Relatives of a British man facing execution for drug smuggling in China have arrived in the country to make last-minute appeals to authorities for mercy, with his execution due on 29 December 2009.

Akmal Shaikh, aged 53, from London, faces the death penalty after he was convicted of smuggling heroin. But he suffers from bipolar disorder and those close to him say they are sure that he was tricked into carrying the drugs.

His daughter made a recent appeal for clemency on BBC Radio 4 and his cousins, Soohail and Nasir Shaikh, now plan to deliver a plea on his behalf to President Hu Jintao.

Mr Shaikh's supporters are highlighting his mental disability and the UK Prime Minister, Gordon Brown, has asked the Chinese authorities to show mercy.

The BBC reports that British consular staff have also flown to the Chinese region of Xinjiang to see the condemned Briton and discuss his case with local officials.

The legal charity Reprieve, which has taken up the case, said Mr Shaikh's cousins left the UK on Saturday 26 December. They will deliver petitions seeking a legal review to China's Supreme People's Court and to the local court in the north-western city of Urumqi where Mr Shaikh was arrested in September 2007.

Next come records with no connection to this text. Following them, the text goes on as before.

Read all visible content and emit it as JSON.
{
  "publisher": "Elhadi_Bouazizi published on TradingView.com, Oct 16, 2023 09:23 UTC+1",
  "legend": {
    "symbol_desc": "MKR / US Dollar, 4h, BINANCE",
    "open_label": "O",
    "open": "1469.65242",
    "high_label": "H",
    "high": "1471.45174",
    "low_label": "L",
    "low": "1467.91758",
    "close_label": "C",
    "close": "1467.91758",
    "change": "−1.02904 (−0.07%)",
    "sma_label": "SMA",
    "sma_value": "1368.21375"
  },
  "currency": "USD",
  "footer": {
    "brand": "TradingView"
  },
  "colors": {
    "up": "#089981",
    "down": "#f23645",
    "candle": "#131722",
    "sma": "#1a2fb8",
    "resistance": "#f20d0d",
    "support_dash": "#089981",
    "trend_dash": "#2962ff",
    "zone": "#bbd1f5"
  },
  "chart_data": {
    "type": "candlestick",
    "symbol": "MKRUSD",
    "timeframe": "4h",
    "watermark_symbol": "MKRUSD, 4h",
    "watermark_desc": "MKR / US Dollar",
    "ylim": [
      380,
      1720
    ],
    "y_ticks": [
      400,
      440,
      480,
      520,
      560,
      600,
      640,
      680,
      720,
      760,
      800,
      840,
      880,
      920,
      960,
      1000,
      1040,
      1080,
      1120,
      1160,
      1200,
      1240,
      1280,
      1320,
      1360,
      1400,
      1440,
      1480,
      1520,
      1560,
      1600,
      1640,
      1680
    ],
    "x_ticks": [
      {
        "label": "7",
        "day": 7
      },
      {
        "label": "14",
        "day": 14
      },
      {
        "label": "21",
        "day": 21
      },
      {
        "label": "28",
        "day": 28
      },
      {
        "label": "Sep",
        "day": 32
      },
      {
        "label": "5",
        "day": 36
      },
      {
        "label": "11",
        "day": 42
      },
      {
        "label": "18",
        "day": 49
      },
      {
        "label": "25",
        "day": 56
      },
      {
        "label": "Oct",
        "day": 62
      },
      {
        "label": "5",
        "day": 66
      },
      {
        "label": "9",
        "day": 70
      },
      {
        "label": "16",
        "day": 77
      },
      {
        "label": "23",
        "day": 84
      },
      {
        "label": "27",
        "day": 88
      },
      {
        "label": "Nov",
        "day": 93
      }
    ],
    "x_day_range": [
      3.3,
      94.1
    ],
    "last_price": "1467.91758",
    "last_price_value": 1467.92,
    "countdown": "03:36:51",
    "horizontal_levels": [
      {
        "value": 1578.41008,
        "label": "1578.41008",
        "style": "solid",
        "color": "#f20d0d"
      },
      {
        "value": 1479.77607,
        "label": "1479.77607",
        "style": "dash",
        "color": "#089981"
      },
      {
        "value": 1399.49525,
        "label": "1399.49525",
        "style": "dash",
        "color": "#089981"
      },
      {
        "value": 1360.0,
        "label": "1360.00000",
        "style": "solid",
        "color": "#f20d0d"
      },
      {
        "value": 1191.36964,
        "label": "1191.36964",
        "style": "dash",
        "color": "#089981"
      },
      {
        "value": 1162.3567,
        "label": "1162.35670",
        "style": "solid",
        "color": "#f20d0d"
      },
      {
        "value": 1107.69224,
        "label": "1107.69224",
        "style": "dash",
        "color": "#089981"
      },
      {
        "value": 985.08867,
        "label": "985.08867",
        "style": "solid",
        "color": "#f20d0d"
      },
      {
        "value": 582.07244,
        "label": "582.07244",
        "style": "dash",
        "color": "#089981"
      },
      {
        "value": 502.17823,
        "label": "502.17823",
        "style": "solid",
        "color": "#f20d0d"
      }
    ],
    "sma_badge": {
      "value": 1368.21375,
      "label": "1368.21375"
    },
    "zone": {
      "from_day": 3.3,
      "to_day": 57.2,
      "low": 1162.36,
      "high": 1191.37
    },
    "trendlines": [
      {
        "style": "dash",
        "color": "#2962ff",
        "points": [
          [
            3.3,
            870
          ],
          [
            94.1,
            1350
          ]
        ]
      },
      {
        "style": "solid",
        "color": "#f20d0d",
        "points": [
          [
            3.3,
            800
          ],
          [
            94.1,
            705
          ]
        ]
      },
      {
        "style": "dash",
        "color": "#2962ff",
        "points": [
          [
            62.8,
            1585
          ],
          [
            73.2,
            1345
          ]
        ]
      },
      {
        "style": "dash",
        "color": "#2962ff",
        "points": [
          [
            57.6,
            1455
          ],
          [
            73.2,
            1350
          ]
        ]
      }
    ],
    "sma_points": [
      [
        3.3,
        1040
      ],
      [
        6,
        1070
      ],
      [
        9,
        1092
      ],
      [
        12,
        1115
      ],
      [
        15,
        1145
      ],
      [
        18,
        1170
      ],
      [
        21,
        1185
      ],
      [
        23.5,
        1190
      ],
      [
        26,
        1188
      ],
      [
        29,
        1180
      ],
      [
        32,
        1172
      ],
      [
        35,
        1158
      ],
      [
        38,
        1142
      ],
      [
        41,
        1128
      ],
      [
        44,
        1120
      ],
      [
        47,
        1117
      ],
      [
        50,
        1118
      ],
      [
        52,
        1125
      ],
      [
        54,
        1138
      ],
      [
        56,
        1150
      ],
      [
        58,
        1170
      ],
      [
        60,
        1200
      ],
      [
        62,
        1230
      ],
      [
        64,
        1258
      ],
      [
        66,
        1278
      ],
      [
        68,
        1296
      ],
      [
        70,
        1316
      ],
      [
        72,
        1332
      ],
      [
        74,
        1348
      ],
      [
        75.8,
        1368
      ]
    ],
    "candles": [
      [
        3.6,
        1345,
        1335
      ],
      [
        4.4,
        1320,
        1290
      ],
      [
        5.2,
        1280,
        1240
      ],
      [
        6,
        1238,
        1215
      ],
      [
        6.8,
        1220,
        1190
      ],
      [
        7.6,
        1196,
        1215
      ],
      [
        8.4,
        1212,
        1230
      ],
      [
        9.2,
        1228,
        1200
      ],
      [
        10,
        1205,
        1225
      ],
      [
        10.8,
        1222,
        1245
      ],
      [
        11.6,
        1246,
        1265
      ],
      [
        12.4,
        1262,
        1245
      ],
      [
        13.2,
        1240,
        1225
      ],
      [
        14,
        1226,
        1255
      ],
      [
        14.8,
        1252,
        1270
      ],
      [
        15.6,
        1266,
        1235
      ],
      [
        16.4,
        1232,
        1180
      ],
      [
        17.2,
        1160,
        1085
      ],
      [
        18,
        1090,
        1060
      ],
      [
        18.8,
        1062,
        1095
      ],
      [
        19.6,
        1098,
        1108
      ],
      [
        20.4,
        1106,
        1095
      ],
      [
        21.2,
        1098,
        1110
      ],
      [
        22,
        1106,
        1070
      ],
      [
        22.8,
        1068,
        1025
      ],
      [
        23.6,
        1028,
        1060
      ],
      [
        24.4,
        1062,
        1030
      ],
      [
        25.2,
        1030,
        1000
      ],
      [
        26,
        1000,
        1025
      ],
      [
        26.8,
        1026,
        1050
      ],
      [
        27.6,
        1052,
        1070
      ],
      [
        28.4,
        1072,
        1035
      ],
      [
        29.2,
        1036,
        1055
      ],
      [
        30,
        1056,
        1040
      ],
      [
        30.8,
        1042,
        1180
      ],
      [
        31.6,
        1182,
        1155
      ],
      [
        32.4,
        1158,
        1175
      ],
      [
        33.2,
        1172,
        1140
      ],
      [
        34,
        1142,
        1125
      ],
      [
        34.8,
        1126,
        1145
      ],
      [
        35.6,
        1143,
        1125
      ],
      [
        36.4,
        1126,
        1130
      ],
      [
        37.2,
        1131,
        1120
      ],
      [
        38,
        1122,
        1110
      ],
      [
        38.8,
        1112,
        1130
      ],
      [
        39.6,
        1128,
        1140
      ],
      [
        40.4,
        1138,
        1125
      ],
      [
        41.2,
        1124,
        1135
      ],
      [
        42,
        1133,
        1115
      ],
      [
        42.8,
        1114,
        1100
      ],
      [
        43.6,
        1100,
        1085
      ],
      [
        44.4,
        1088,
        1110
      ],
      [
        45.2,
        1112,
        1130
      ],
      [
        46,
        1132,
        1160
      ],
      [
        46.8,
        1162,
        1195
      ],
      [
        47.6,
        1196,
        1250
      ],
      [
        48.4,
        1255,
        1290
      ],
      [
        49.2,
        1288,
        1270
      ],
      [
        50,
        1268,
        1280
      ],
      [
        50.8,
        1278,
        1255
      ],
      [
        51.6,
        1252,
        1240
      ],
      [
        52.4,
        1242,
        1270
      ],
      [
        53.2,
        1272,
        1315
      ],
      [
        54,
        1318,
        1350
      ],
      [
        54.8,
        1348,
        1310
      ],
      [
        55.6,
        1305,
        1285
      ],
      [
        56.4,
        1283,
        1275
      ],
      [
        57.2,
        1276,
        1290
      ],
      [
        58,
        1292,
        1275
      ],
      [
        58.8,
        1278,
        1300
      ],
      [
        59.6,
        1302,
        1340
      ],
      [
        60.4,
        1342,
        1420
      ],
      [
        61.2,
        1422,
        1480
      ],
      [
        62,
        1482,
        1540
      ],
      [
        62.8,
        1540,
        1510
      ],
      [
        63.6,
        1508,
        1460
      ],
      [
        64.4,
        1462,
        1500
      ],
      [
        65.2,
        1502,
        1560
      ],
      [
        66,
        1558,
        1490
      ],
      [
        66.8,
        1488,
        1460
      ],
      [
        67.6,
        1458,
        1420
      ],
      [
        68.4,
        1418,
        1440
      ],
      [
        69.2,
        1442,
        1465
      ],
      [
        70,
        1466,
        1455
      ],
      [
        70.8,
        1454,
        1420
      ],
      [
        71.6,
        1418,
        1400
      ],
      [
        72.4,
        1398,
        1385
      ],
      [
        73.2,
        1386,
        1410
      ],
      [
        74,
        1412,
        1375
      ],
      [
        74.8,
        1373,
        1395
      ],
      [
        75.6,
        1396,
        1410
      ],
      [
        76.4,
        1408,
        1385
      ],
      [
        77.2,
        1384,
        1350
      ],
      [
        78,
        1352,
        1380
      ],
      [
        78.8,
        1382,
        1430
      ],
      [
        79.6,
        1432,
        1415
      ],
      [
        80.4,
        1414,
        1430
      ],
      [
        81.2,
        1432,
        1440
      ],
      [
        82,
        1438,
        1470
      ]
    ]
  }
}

Reprieve said the men, who are brothers, also planned to appeal to China's president and to the Standing Committee of the National People's Congress, which is responsible for considering petitions for pardon or clemency.

China executed 1,718 people in 2008, according to Amnesty International. Last year 72 per cent of the world's total executions took place in the country. Capital punishment is even applied in non-violent cases such as embezzlement and fraud.